Biopsy for Routine Histopathologic Examination.
The following materials are necessary to perform a skin biopsy:
It is important not to surgically prepare a lesion that is going to be biopsied for histopathologic examination. Shaving and scrubbing remove crusts and epithelial tissue that may be important in reaching a diagnosis. Cutaneous infections caused by biopsies taken in this manner are extremely uncommon. If the clinician is concerned about infections, surgically prepare the site after the biopsy has been taken, before suturing.
Local anesthesia is sufficient for obtaining most skin biopsies. A 22- to 25-gauge needle is inserted at the margin of the lesion until the bevel is buried in the subcutaneous tissue beneath the lesion. The 2% lidocaine (0.5 to 1 mL) is injected, allowing 1 to 2 minutes for the anesthetic to take effect. Infiltration of the dermal or epidermal tissue with lidocaine should be avoided because this causes artifactual changes in the specimen.
Four techniques can be used to biopsy skin: the excisional, wedge, punch, and elliptic techniques. When the lesion to be sampled is a single nodule, the ideal biopsy technique is excisional because the lesion can be eliminated at the same time the histologic diagnosis is made. If the lesion is a tumor and too large to be excised, a generous wedge biopsy should be performed, which ideally extends from the margin to the center and includes the full depth of the lesion.
Most lesions can be sampled with a 6-mm biopsy punch. A disposable biopsy punch (Baker’s Biopsy Punch, Chester A. Baker Laboratories, Miami, Fla.) can usually be used to obtain two or three biopsies before its edge is dulled and it must be discarded. The punch is placed directly over the lesion and rotated in a continuous circular motion while pressure is applied until the blade of the punch is in the subcutaneous tissue. If the punch has cut to a sufficient depth, when it is removed the tissue sample is free of the adjacent dermis and remains only loosely attached to the underlying subcutaneous tissue by a thread of connective tissue. A small pair of curved mosquito forceps is used to gently grasp the subcutaneous part of the biopsy and elevate it from the surrounding tissue. The specimen is then cut free with a pair of sharp scissors. It is important to avoid handling the epidermal and dermal parts of the sample during this procedure to minimize artifactual changes in the tissue sample. The sample is gently blotted to remove any surface hemorrhage and immediately placed in 10% buffered formalin for fixation. The site from which the sample was taken may then be cleaned with an antiseptic solution and closed with either two simple interrupted sutures or a cruciate stitch using No. 2-0 or 3-0 nonabsorbable sutures.

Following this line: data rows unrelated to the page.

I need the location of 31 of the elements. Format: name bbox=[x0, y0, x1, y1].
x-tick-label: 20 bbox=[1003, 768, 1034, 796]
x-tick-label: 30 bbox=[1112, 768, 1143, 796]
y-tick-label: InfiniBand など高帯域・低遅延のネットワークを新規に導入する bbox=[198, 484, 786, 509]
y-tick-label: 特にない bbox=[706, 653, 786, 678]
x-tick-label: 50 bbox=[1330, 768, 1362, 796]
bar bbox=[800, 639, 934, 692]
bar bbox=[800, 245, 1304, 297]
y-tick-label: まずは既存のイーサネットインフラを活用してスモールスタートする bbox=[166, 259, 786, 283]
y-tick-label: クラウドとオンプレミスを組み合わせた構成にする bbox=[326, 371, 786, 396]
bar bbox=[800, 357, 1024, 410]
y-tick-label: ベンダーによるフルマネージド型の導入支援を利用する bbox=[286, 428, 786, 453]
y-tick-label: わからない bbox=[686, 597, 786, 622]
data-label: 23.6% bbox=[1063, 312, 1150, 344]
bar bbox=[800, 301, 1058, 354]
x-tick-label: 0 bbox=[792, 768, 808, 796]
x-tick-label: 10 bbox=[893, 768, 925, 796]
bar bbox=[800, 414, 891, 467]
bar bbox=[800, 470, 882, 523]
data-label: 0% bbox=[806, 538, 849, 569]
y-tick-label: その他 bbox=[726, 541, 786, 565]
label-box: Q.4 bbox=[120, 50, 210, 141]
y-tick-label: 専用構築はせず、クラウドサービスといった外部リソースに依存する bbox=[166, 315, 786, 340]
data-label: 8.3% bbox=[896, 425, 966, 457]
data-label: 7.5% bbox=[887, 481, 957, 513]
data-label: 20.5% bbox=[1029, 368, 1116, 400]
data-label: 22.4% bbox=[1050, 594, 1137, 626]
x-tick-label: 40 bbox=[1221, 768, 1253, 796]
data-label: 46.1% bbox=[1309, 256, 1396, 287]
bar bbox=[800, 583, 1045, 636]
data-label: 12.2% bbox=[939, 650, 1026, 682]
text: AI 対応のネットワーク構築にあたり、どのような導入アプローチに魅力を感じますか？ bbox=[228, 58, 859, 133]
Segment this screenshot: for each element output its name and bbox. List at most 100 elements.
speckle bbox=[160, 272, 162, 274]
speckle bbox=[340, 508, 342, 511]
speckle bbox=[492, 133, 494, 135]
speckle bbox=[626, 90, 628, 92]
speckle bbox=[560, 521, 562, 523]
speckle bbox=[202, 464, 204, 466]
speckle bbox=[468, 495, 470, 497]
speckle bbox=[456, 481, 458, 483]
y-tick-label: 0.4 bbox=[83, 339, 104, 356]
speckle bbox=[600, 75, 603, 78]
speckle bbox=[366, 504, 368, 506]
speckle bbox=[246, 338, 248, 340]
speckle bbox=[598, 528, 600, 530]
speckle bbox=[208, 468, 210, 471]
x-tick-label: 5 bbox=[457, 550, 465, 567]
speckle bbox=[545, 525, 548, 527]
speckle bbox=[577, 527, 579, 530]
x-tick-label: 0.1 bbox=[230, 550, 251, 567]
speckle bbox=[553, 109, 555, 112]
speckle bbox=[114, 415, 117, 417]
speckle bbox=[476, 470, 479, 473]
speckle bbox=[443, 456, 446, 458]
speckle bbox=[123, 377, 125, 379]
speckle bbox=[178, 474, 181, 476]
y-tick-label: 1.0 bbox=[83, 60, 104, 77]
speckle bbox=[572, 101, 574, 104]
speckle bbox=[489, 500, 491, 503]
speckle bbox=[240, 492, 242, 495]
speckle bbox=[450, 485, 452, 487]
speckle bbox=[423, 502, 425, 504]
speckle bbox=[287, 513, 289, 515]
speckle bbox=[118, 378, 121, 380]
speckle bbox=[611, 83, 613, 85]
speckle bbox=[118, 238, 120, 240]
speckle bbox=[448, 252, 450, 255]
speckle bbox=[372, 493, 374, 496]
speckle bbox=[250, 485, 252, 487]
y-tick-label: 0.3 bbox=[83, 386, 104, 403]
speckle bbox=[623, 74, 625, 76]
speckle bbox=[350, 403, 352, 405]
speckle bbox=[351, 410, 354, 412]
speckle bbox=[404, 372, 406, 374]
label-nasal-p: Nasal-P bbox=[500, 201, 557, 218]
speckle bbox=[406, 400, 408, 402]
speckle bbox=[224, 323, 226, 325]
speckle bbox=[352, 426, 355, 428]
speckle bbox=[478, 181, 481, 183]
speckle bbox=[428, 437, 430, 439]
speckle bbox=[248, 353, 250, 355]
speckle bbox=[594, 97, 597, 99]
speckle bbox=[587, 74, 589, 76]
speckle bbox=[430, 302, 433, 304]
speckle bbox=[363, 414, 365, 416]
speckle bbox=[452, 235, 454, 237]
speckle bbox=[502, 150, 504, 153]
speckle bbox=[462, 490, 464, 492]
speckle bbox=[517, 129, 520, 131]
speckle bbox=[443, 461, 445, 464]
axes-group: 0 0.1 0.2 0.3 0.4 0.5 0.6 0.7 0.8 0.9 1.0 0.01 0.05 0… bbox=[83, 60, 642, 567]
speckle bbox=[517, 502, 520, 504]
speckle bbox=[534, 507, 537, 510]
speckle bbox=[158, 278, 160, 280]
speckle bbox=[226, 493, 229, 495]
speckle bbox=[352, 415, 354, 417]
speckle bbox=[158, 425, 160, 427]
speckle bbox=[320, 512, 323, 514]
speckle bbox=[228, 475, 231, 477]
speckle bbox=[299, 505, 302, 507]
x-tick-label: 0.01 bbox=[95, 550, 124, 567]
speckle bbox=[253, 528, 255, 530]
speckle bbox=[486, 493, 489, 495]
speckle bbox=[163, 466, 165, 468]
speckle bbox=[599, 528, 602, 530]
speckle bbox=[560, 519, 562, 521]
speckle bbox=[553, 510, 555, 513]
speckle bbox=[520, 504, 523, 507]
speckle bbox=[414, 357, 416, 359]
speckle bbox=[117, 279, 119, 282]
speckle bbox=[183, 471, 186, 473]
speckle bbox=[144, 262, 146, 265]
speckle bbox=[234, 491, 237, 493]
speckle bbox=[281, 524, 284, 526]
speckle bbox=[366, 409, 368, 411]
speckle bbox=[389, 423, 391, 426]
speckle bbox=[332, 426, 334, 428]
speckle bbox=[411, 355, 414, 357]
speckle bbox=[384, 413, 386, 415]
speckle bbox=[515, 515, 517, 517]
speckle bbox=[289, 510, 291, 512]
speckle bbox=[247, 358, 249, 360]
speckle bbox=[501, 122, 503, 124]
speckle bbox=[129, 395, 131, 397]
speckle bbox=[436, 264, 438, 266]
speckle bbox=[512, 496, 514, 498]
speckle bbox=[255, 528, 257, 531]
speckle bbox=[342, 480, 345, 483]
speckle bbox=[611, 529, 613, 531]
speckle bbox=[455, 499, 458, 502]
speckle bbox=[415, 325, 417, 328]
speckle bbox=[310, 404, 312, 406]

Although punch biopsies are convenient and easy to use, they are not appropriate for vesicular, bullous, and ulcerative lesions (unless the first two are small enough to be completely enclosed within the biopsy punch). For these lesions the method of choice is a surgical elliptical biopsy. The biopsy of vesicular and bullous lesions should encompass the entire lesion. Biopsy of samples of ulcerations should include abnormal tissue, the leading edge of the lesion, and normal tissue. Because an ulcer lacks epithelial tissue, the leading edge where epithelium remains may be the most rewarding in providing a histologic diagnosis. Thus the skin is biopsied so that the long axis of the ellipse crosses perpendicular to the leading edge of the ulcer (Fig. 11-6). It is important to mount surgical elliptical biopsies before placing them in formalin or they will curl during fixation, resulting in distortion of the histologic features during sectioning. To mount the specimen, the subcutaneous surface is placed on a small piece of a wooden tongue depressor or cardboard while gentle pressure is applied to the tissue so that it adheres to the surface. Then the specimen is placed in the formalin.
Ideally biopsy specimens should be submitted to a veterinary histopathologist with special interest and training in dermatopathology. Submission of adequately biopsied specimens of properly chosen lesions is the clinician’s responsibility. To further increase the chances of securing clinically valuable information from the biopsy samples, the clinician must also provide the pathologist with a concise history of the skin problem, physical findings, a description of the morphology and location of the lesions (and if possible, images of the lesions), and a list of differential diagnoses. When the suspected clinical diagnoses are provided, the pathologist’s efforts can be directed specifically toward confirming or ruling out those diagnoses.